Hiding Grid Resources Behind Brokers
Eliane Araújo, Walfredo Cirne, Gustavo Mendes
  Abstract: Grid computing is a relatively new and promising research area. Many problems regarding its deployment are still been studied and are not clearly solved yet. Scheduling on the grid is particular challenging since new aspects must be taken into account, such as grid size (which can be huge), heterogeneity of resources and their ownership by different entities. Globus Toolkit, perhaps the most successful grid infrastructure, copes with the scheduling on the grid problem with a solution that involves resource managers and brokers. Brokers schedule applications to resources that can only be accessed by their resource managers. The GRAM module is a uniform interface to different resource managers. Resources from different nature must adhere to the GRAM interface in order to be part of the grid. However, we found that GRAM interface is not enough to hide resources details from the GRAM client. Moreover, we found it extremely hard to place GRAM before intermittent resources (i.e. computational resources that appear and disappear with no previous notice, have unknown and varying power and may return incorrect results. Our proposal is to use the broker itself to hide heterogeneous resources. The broker communicates with the resources through a small set of methods necessary to perform its work.
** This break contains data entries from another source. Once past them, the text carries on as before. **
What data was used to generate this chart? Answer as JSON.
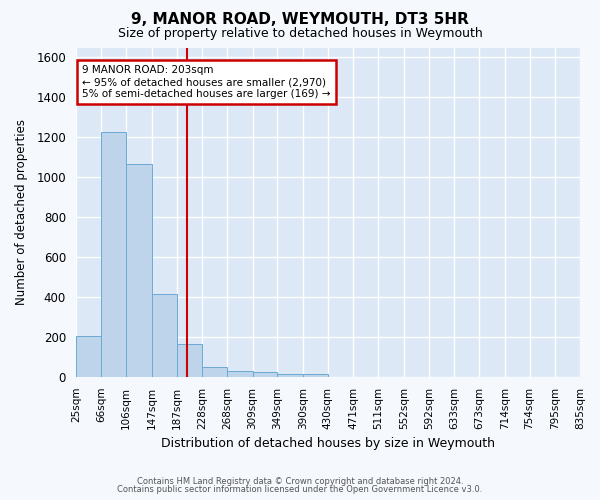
{
  "title": "9, MANOR ROAD, WEYMOUTH, DT3 5HR",
  "subtitle": "Size of property relative to detached houses in Weymouth",
  "xlabel": "Distribution of detached houses by size in Weymouth",
  "ylabel": "Number of detached properties",
  "bar_left_edges": [
    25,
    66,
    106,
    147,
    187,
    228,
    268,
    309,
    349,
    390,
    430,
    471,
    511,
    552,
    592,
    633,
    673,
    714,
    754,
    795
  ],
  "bar_widths": [
    41,
    40,
    41,
    40,
    41,
    40,
    41,
    40,
    41,
    40,
    41,
    40,
    41,
    40,
    41,
    40,
    41,
    40,
    41,
    40
  ],
  "bar_heights": [
    205,
    1225,
    1065,
    415,
    165,
    50,
    30,
    23,
    15,
    14,
    0,
    0,
    0,
    0,
    0,
    0,
    0,
    0,
    0,
    0
  ],
  "bar_color": "#bdd4eb",
  "bar_edge_color": "#6aaad4",
  "x_tick_labels": [
    "25sqm",
    "66sqm",
    "106sqm",
    "147sqm",
    "187sqm",
    "228sqm",
    "268sqm",
    "309sqm",
    "349sqm",
    "390sqm",
    "430sqm",
    "471sqm",
    "511sqm",
    "552sqm",
    "592sqm",
    "633sqm",
    "673sqm",
    "714sqm",
    "754sqm",
    "795sqm",
    "835sqm"
  ],
  "x_tick_positions": [
    25,
    66,
    106,
    147,
    187,
    228,
    268,
    309,
    349,
    390,
    430,
    471,
    511,
    552,
    592,
    633,
    673,
    714,
    754,
    795,
    835
  ],
  "ylim": [
    0,
    1650
  ],
  "xlim": [
    25,
    835
  ],
  "y_ticks": [
    0,
    200,
    400,
    600,
    800,
    1000,
    1200,
    1400,
    1600
  ],
  "vline_x": 203,
  "vline_color": "#cc0000",
  "annotation_lines": [
    "9 MANOR ROAD: 203sqm",
    "← 95% of detached houses are smaller (2,970)",
    "5% of semi-detached houses are larger (169) →"
  ],
  "background_color": "#dce8f5",
  "grid_color": "#ffffff",
  "fig_background": "#f5f8fd",
  "footer_line1": "Contains HM Land Registry data © Crown copyright and database right 2024.",
  "footer_line2": "Contains public sector information licensed under the Open Government Licence v3.0."
}
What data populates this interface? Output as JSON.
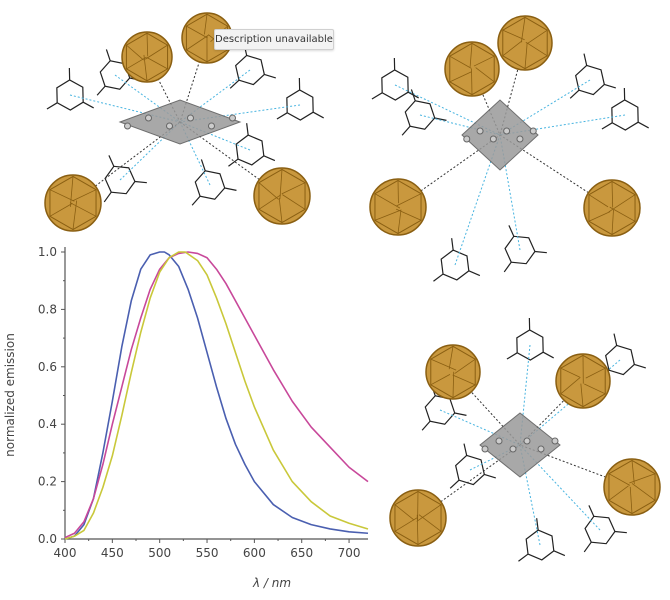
{
  "tooltip": {
    "text": "Description unavailable"
  },
  "structures": [
    {
      "name": "structure-top-left"
    },
    {
      "name": "structure-top-right"
    },
    {
      "name": "structure-bottom-right"
    }
  ],
  "colors": {
    "cage": "#c9983e",
    "cage_edge": "#8a5f12",
    "cluster": "#9a9a9a",
    "bond_n": "#48b4e0",
    "skeleton": "#222222"
  },
  "chart_data": {
    "type": "line",
    "xlabel": "λ / nm",
    "ylabel": "normalized emission",
    "xlim": [
      400,
      720
    ],
    "ylim": [
      0,
      1.0
    ],
    "xticks": [
      400,
      450,
      500,
      550,
      600,
      650,
      700
    ],
    "yticks": [
      "0.0",
      "0.2",
      "0.4",
      "0.6",
      "0.8",
      "1.0"
    ],
    "grid": false,
    "series": [
      {
        "color": "#4a5fb0",
        "x": [
          400,
          410,
          420,
          430,
          440,
          450,
          460,
          470,
          480,
          490,
          500,
          505,
          510,
          520,
          530,
          540,
          550,
          560,
          570,
          580,
          590,
          600,
          620,
          640,
          660,
          680,
          700,
          720
        ],
        "y": [
          0,
          0.01,
          0.05,
          0.14,
          0.3,
          0.48,
          0.67,
          0.83,
          0.94,
          0.99,
          1.0,
          1.0,
          0.99,
          0.95,
          0.87,
          0.77,
          0.65,
          0.53,
          0.42,
          0.33,
          0.26,
          0.2,
          0.12,
          0.075,
          0.05,
          0.035,
          0.025,
          0.02
        ]
      },
      {
        "color": "#c8489a",
        "x": [
          400,
          410,
          420,
          430,
          440,
          450,
          460,
          470,
          480,
          490,
          500,
          510,
          520,
          530,
          540,
          550,
          560,
          570,
          580,
          590,
          600,
          620,
          640,
          660,
          680,
          700,
          720
        ],
        "y": [
          0.005,
          0.02,
          0.06,
          0.14,
          0.26,
          0.4,
          0.53,
          0.66,
          0.77,
          0.87,
          0.94,
          0.98,
          0.995,
          1.0,
          0.995,
          0.98,
          0.94,
          0.89,
          0.83,
          0.77,
          0.71,
          0.59,
          0.48,
          0.39,
          0.32,
          0.25,
          0.2
        ]
      },
      {
        "color": "#c9c83a",
        "x": [
          400,
          410,
          420,
          430,
          440,
          450,
          460,
          470,
          480,
          490,
          500,
          510,
          520,
          527,
          540,
          550,
          560,
          570,
          580,
          590,
          600,
          620,
          640,
          660,
          680,
          700,
          720
        ],
        "y": [
          0,
          0.01,
          0.03,
          0.09,
          0.18,
          0.29,
          0.43,
          0.58,
          0.72,
          0.84,
          0.93,
          0.98,
          1.0,
          1.0,
          0.97,
          0.92,
          0.84,
          0.75,
          0.65,
          0.55,
          0.46,
          0.31,
          0.2,
          0.13,
          0.08,
          0.055,
          0.035
        ]
      }
    ]
  }
}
This approach is especially attractive when resources cannot cater for arbitrary applications (as with intermittent resources) and could largely simplify the deployment of the grid. We have used MyGrid broker, a grid computing solution for Bag-of-Tasks applications (i.e. those parallel applications whose tasks are independent) to implement these ideas. This broker, exposed as a compliant OGSA/OGSI grid service, was able to access heterogeneous resources, including intermittent resources as well as GRAM/fork resources.
Grid-Based Network and Systems Management Applications
Marcos Assuncao, Fernando Koch, Carlos Becker Westphall
  Abstract: Grid technologies are about the controlled and coordinated resource sharing among dynamic and multi-institutional virtual organizations (VO). A key concept is to provide mechanisms to negotiate resource-sharing arrangements among the parties that compose these virtual organizations with a given goal. Several technologies and middleware have being proposed to attain this scenario. Agents can play an important role on providing a way to develop complex systems while the grid fulfills the desired resource aggregation. The agents act as consumers and resource owners and interact, guarantying the coordinated use of the resources among the participants of a VO. In this paper we present our vision on the subject and a scenario where grid of agents can be applied. We have been working on the application of grids for the management of large scale networks and we present some scenarios of grid-based management in this paper.